Dünyanın en büyük otomobil firmaların ürettikleri ürünün muhtelif parçalarını dünya coğrafyasının çeşitli yerlerine dağıtarak üretmesi, milli ekonomilerin ortadan kalktığını değil, o üretimi yapan ekonomin üretim ağını küresel ölçekte büyütmesini göstermektedir. Milli ekonomiler bazı ülkelerin insan gücünü, ara mallarını, bazılarının zihinsel üretim gücünü, bazılarının suyunu, toprağını üretim sürecine sokarak, elde ettikleri değeri metropol ülkelere transfer etmektedirler.

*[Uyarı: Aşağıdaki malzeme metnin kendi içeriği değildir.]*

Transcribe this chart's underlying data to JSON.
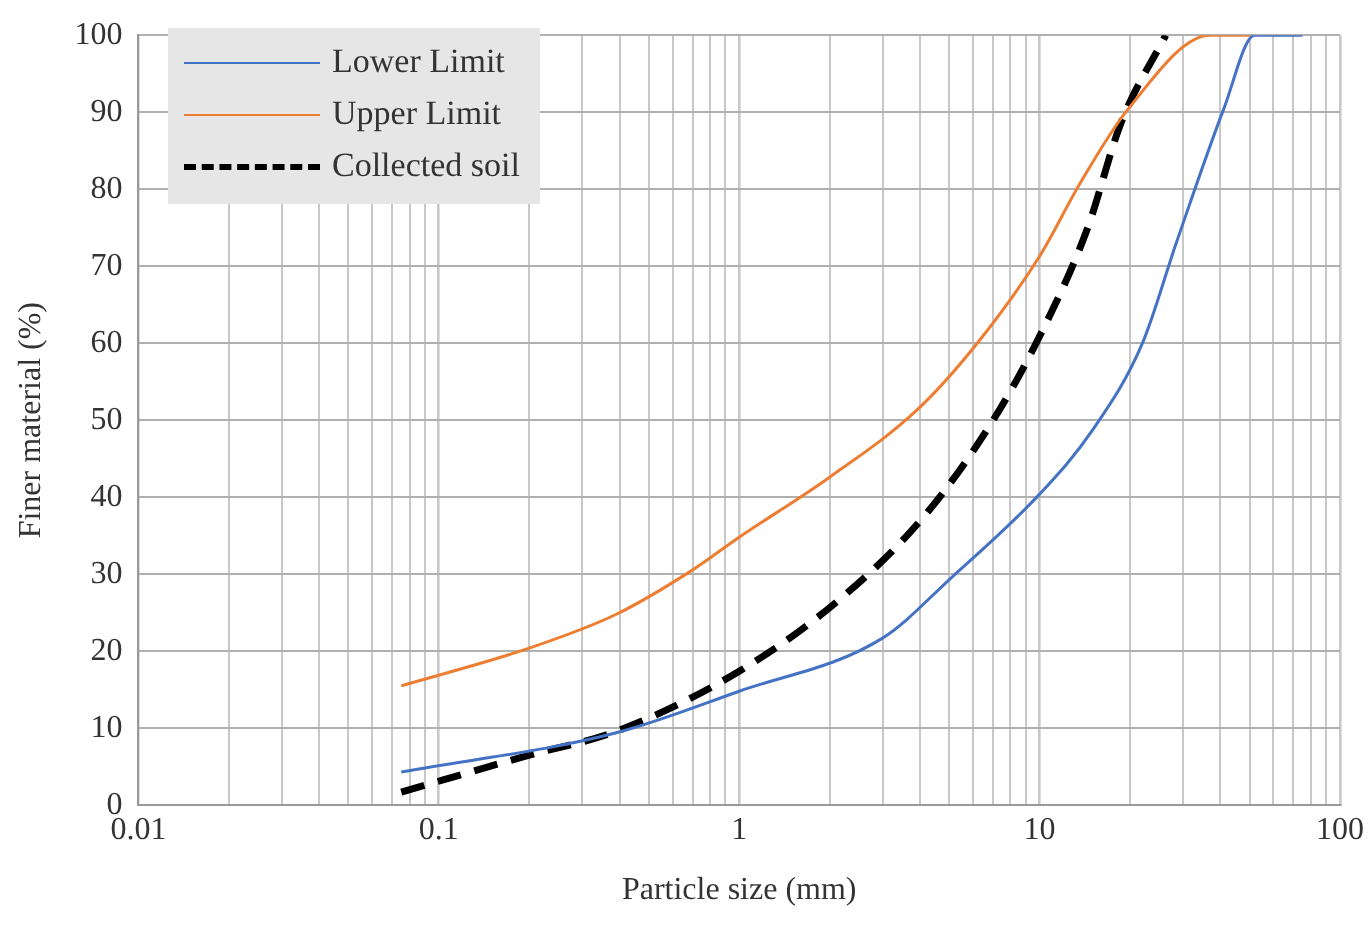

Orta gelir tuzağını kırmak
“Eski üretim mantığı içinde kalarak bu yeni durumu anlayamayanlar; yeni ekonomide üretim gücünün merkezinde yer alanların üretim unsurlarını, know how ve teknolojiyi planlayarak ‘yeni bir girişimci modeli’ ile küresel ölçekte gerçekleştirilen bir iş planlamasının nasıl ‘yeni bir üretim düzenine’ dönüştüğünü kavramakta da zorlanırlar.”
Yerli otomobil, yerli uçak, yerli savunma endüstrisi, yerli demiryolu ve ulaşım araçları üretmek için önce bu iradeye sahip olmak gerekiyor. Bunu üretime dönüştürecek bilimsel teknolojik altyapının, insan gücünün yetişmiş olması ve en önemlisi bu anlayıştaki bir müteşebbisin ortaya çıkmasının önündeki engelleri kaldırarak, bunu mümkün kılacak şartların hazırlanması söz konusudur.
Türkiye’nin son yıllarda bilhassa küçük ve orta ölçekli endüstrilere dayanarak gerçekleştirdiği yeni büyüme modelinin başarılı olduğu, fakat bunun yaklaşık 1 trilyon dolarlık bir eşiği aşmada, daha ileriye taşımakta bugün artık yeterli olmadığı anlaşılıyor. Bunun içindir ki, sadece otomotiv sektöründe değil rekabet imkânı yaratabilecek bütün sektörlerde, yüksek teknolojili ürünlere doğru yeni bir üretim sürecine geçmek zarureti vardır ve bu yapılmaktadır.
Türkiye’nin milli gelirini ‘orta gelir tuzağından’ kurtaracak olan bu hamlenin eleştirilmesi, ülkeyi geri bırakan zihniyetin tutuculuğunun belki de kötü niyetinin ifadesidir.